In 674, Kaling was ruled by a queen named Sima. She ruled very strictly but honestly. No people dared to commit a crime because the punishement was very severe. This was implemented to keep the people’s life secure.
No one had the courage to break the rights and responsibilities of others. One the queen tested the people’s honesty by leaving a sack of gold in the middle of a road. No one dared to take the sack of gold, so it remained there for 3 years. Then the crown prince kicked the sack away to the side of the road. When the queen knew this, she punished the crown prince.
It was also written in some Chinese documents that in Ho-ling there were a considerable number of Keling people from India who lived there. They did not eat with a spoon or chopsticks, they ate with their hands only.

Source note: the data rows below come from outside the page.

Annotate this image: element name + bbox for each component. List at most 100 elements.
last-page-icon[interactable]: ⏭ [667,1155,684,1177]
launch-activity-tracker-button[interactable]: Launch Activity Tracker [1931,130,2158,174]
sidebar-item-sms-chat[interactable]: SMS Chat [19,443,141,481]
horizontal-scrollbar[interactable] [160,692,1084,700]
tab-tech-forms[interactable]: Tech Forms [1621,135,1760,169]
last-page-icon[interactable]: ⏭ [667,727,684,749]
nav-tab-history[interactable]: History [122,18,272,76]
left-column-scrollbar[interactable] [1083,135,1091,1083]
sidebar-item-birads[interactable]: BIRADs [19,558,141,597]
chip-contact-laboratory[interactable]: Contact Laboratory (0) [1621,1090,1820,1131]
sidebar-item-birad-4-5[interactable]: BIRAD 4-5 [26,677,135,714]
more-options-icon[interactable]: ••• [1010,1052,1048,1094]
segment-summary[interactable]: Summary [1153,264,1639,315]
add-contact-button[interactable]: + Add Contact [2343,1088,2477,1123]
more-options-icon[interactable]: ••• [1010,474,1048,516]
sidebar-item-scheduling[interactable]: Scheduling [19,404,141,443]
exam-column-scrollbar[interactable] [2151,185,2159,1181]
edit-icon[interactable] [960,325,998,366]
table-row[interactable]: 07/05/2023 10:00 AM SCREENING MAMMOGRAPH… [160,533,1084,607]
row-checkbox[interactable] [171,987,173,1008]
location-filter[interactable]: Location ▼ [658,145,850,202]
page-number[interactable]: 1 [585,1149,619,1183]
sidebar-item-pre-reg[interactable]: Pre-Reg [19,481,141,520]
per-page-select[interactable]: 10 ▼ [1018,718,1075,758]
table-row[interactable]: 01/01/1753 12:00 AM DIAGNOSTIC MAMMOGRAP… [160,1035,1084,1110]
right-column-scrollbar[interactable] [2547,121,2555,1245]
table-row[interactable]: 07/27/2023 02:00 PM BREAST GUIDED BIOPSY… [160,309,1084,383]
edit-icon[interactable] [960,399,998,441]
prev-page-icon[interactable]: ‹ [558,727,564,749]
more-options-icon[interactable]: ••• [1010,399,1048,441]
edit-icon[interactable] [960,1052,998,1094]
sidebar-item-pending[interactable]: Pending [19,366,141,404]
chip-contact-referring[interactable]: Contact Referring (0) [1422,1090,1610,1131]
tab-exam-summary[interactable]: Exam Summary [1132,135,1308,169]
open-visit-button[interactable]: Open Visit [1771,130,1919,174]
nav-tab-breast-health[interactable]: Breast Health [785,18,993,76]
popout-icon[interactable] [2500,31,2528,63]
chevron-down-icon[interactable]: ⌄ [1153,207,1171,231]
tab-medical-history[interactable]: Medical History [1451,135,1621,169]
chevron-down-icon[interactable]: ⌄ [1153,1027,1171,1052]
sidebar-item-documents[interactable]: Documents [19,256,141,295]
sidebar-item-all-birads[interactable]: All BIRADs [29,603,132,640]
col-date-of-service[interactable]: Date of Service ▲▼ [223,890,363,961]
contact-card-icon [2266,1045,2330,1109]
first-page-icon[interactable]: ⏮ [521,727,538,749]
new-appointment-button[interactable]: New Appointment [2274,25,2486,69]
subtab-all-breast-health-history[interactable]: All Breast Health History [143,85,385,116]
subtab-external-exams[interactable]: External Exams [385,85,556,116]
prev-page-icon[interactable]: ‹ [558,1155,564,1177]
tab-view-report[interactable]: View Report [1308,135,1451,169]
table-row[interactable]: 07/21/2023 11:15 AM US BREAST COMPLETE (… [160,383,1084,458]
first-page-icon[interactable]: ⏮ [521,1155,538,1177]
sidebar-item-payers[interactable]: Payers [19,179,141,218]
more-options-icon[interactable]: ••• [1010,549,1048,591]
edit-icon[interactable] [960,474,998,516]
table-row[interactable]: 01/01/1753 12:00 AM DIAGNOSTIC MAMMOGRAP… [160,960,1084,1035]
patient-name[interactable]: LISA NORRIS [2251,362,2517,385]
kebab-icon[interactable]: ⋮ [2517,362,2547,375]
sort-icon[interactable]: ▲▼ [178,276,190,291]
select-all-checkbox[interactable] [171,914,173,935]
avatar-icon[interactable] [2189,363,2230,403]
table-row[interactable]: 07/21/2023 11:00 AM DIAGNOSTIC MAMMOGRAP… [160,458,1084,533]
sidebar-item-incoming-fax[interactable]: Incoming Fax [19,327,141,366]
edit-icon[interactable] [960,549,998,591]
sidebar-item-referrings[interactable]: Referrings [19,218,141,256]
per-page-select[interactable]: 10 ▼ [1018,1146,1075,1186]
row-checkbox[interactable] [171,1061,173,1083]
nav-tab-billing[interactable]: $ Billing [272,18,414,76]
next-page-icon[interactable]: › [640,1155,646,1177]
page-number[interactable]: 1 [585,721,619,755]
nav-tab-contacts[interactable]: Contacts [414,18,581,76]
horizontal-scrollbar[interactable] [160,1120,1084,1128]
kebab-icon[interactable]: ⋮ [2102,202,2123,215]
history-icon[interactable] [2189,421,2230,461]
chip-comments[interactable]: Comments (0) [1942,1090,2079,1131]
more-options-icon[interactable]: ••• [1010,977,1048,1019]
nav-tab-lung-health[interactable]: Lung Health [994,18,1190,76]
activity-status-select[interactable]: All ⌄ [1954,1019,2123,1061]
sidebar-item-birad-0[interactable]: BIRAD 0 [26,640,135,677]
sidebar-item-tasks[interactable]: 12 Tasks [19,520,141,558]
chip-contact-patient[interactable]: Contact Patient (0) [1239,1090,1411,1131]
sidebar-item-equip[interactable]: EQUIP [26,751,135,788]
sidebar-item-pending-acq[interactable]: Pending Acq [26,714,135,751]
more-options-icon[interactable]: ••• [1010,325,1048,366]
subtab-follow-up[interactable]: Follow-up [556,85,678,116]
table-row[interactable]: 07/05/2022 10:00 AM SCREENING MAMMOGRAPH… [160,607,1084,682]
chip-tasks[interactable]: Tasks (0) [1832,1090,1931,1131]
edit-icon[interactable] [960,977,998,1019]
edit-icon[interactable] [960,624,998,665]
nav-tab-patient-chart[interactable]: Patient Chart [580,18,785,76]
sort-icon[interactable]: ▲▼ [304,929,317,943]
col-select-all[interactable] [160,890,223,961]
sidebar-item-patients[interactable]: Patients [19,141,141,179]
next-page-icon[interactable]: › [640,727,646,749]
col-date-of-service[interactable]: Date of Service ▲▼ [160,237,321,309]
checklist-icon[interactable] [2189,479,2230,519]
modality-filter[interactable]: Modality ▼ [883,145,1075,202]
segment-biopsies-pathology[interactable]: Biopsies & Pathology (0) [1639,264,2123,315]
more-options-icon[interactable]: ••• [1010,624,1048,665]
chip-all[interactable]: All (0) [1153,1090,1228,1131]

They were already able to write well. It was assumed that Kaling was located on the valley of Mount Merbabu, since the valley was exactly located at a village called Tukmas where a stone with inscription on it was found. The writing on the stone used Pallava scripts and Sanskrit language.
The inscription was assumed to be made in 650 AD. It contained information about a spring with clear water in the area. The water from the spring flowed down, forming a stream with holy water like the Ganges. On the stone, there were also carvings of a trident, jug, lotuses, etc.
The carvings were symbols in Hinduism. However, Buddhism also developed in Kaling. A Buddhist priest from China named Hui-hing once went to Ho-ling to visit a Buddhist priest named Inanabhadra in the country.
The name was Indian, but actually the person was Javanese. With he help of Inanabhadra, Hui-hing was able to translate the holy book a Buddhism into Chinese. Obviously, Kaling was also a center of Buddhism teaching.